The Child Safety Organisation, affiliated with the Sharjah Family and Community Council, has called on parents to closely supervise children’s use of smartphones, delivery applications and online shopping platforms, warning that digital convenience should not replace parental oversight.
In a public awareness message, the Child Safety Organisation stated that the delivery and shopping apps have become part of everyday family life, helping households manage food orders, shopping and daily services more efficiently.
However, it cautioned that children using such platforms independently may expose themselves to risks if clear family rules and supervision are not in place.
The Child Safety Organisation said that some children may order food, toys or products online without parental knowledge and attempt to receive deliveries themselves. It urged families to monitor these behaviors and ensure children understand that online purchases and home deliveries should only happen with adult approval.
The organisation stressed that its message is intended to help families adapt to changing digital habits among children rather than create fear around technology use.
Child Safety Organisation calls for clear household rules
The Child Safety Organisation advised parents to establish clear household rules governing children’s use of delivery and shopping apps, including requiring parental approval for purchases and ensuring a trusted adult is present when deliveries arrive.
It also recommended reviewing app settings on children’s devices, disabling saved bank card details and quick payment options where necessary, enabling purchase notifications and using parental control tools suited to children’s ages.
The organization further urged families to reinforce a clear safety rule that children should not open the door to delivery personnel or strangers without adult permission or supervision.

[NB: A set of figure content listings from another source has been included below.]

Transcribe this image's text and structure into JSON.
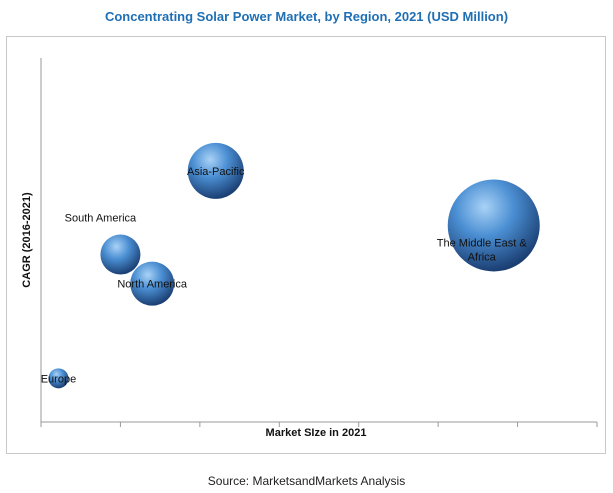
{
  "chart_data": {
    "type": "bubble",
    "title": "Concentrating Solar Power Market, by Region, 2021 (USD Million)",
    "xlabel": "Market SIze in 2021",
    "ylabel": "CAGR (2016-2021)",
    "grid": false,
    "points": [
      {
        "name": "Asia-Pacific",
        "x": 2.2,
        "y": 6.9,
        "size": 28
      },
      {
        "name": "South America",
        "x": 1.0,
        "y": 4.6,
        "size": 20
      },
      {
        "name": "North America",
        "x": 1.4,
        "y": 3.8,
        "size": 22
      },
      {
        "name": "The Middle East & Africa",
        "x": 5.7,
        "y": 5.4,
        "size": 46
      },
      {
        "name": "Europe",
        "x": 0.22,
        "y": 1.2,
        "size": 10
      }
    ],
    "xlim": [
      0,
      7
    ],
    "ylim": [
      0,
      10
    ],
    "xticks": 7
  },
  "source": "Source: MarketsandMarkets Analysis",
  "colors": {
    "title": "#1f6fb5",
    "bubble_light": "#8fc0ee",
    "bubble_mid": "#3f82c9",
    "bubble_dark": "#1b3f73"
  }
}
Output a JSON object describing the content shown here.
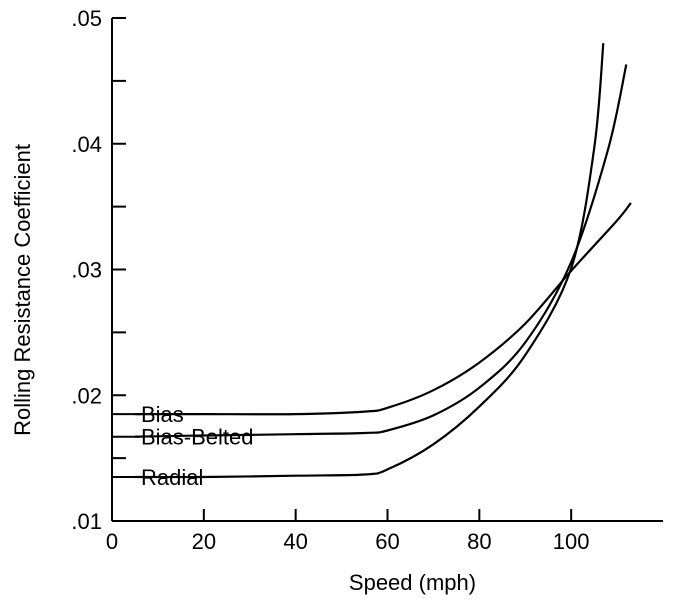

Parents were also encouraged to teach children not to share home addresses, phone numbers or personal information through apps or digital conversations without direct family approval.
Hanadi Saleh Al Yafei Director-General – Sharjah Child Safety Organisation
“Apps now allow children to make quick decisions that previously passed through the family, such as buying, paying, entering an address and dealing with someone from outside the home. The issue is not only how children use apps, but also what they order or receive, and whether they are given privileges before they have the awareness and experience to manage them safely. Supervision does not mean preventing children from using technology or treating them with suspicion. It means creating safe and clear boundaries between what a child can do independently and what should remain under adult oversight. ”
Al Yafei added that, “Delivery and ordering services are part of daily family life, but when children use them, parents should supervise both the order itself and the way it is received. At the Child Safety Organisation, we focus on helping families keep pace with these new daily realities. Children need to understand that privacy, payment details, home addresses and digital services are responsibilities that require awareness, maturity and age-appropriate supervision. The safest approach is to introduce children gradually to the digital world, as delaying smartphone use remains one of the most effective ways to protect them and build their digital awareness.”
The Child Safety Organisation asserted that protecting children in the digital age requires balanced guidance, clear boundaries and gradual digital education to help children develop safer online habits at home and beyond.